The various parts of a computer, such as processors, memory elements and I/O devices, communicate with each other through busses which may comprise many signal lines. One group of signal lines in a bus, called the handshake lines, controls the timing of data transfers between the various asynchronous parts of the computer system. The handshake lines carry the signals that dictate when each data transfer begins and ends. The handshakes start and stop transactions and exert the same functional control on all transactions regardless of type.
Known protocols fall generally into three broad classes: synchronous (clocked transfer, one clock period per transfer); asynchronous (unclocked); and semisynchronous (clocked transfer, one or more clock periods per transfer).
The principal advantage of data communications in a synchronous system is simplicity. Data transfers are controlled through a single signal and the data transfers run with minimal overhead in terms of skew, setup, hold and propagation delays. However, data communication in a synchronous system has a serious problem dealing with slow devices connected to the bus. The fully synchronous bus cannot accommodate devices whose access time is greater than the time available during a bus clock period. With a fully synchronous protocol, the bus clock rate must be set slow enough to satisfy the slowest device on the bus where the device's response time includes the effect of propagation delays due to physical separation. But this reduces the maximum data rate for all transactions, and the slow device has thereby decreased the potential system performance even though the slow device may be rarely accessed.

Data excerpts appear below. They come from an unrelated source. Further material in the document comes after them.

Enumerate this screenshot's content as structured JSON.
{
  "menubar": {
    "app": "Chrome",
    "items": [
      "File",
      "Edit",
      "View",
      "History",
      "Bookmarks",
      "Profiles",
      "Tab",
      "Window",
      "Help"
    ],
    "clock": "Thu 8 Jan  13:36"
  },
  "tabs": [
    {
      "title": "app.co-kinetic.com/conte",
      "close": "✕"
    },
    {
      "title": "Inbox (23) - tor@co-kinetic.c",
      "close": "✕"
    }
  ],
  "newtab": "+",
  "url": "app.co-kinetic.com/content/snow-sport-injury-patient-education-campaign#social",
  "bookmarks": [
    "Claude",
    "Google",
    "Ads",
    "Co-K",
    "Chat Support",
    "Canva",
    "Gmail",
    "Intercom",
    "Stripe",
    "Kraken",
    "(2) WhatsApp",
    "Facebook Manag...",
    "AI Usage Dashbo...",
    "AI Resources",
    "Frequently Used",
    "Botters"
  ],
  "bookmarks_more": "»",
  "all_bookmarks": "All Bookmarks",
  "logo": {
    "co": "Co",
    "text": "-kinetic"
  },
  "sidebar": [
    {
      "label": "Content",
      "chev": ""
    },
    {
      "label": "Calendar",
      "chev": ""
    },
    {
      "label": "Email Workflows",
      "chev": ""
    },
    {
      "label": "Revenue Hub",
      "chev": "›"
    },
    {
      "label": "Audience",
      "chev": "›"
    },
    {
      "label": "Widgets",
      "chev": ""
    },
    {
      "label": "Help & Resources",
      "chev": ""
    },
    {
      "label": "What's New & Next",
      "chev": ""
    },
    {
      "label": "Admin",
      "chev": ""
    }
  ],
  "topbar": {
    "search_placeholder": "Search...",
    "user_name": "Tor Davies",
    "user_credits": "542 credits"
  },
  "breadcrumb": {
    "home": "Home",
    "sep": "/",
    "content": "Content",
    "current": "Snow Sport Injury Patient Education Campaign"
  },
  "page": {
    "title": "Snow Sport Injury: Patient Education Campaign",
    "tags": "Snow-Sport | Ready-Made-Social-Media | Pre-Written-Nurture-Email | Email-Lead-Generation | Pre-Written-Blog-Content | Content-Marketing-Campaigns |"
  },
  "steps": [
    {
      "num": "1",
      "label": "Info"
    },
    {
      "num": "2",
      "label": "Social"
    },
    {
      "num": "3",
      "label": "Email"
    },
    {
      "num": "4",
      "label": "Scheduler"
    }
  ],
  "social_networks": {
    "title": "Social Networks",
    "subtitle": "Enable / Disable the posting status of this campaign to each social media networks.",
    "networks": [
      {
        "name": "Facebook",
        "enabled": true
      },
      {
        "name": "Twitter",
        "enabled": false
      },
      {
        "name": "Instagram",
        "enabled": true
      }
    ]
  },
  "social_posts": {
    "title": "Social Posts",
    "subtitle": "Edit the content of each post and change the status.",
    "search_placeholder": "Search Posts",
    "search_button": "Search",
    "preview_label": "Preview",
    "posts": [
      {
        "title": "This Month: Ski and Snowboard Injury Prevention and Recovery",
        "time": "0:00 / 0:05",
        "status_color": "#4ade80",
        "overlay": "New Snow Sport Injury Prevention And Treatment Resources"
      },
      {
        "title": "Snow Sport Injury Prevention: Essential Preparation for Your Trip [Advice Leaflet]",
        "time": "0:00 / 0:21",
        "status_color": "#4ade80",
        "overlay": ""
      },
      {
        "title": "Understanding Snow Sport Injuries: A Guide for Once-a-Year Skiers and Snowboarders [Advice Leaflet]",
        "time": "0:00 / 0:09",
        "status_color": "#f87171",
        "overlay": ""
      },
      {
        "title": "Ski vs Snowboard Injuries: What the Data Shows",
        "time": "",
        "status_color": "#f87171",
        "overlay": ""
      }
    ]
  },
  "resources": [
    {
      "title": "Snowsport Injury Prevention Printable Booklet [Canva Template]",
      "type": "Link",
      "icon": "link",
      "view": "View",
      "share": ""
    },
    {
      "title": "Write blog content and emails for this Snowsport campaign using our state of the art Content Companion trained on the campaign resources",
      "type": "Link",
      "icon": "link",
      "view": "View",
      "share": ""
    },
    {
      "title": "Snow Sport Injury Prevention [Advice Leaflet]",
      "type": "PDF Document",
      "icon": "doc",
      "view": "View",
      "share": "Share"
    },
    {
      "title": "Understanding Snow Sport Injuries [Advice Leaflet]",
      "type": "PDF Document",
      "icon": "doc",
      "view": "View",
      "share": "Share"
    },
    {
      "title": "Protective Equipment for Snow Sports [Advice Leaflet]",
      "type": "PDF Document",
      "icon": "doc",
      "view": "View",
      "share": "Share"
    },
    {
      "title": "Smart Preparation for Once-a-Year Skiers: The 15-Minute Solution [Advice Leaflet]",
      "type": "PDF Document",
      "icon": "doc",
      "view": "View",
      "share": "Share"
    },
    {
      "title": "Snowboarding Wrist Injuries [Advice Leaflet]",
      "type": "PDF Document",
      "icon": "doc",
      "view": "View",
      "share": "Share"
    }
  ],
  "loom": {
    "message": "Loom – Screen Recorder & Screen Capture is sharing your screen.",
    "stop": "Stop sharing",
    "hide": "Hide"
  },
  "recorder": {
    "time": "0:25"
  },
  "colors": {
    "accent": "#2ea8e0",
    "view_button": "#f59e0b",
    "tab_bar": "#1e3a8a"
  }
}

For the computer system that comprises a mix of devices with widely varying access times, the synchronous communications protocol may be inappropriate because the bus runs at the speed of the slowest device. It is advantageous for the system to allow for fast transactions for fast devices and slow transactions for slow or distant devices, so that transaction time varies with the device rather than being fixed by a system clock. To achieve this advantage, in some systems, data transferral is performed by utilizing asynchronous devices and a fully handshaked protocol wherein the communicating elements must positively acknowledge each step of every transaction. However, this protocol is inefficient due to the multitude of signal transitions which must be monitored to complete a data transfer. Further, the delays involved in waiting for the acknowledgement of each step also slow the process.
Other known systems employ a wait signal or clock cycle stall mechanism generated by the responding element of an asynchronous system to delay the transfer for an indeterminate number of clock cycles until the responding element is ready to receive data. Since the wait signal must be asserted within a fixed period of time, the length of the bus is physically limited. Also, the clock stall mechanism involves a complex circuit.
Still other known systems employ a split-cycle protocol in which the responding unit of a read memory transaction becomes the transmitting unit of a write transaction when it has obtained the necessary data. This allows the bus to be used for other transactions during the intervening idle cycles. In this system, however, both communicating elements must have the logic necessary to assume both master and slave roles in a transaction. Further, the communicating elements must have the logic necessary for bus arbitration in order to prevent conflicts when accessing the bus to transmit data.
It would be advantageous to employ a data transfer protocol that improves the performance of communications between asynchronous system elements, and reduces the complexities of the bus interface signals.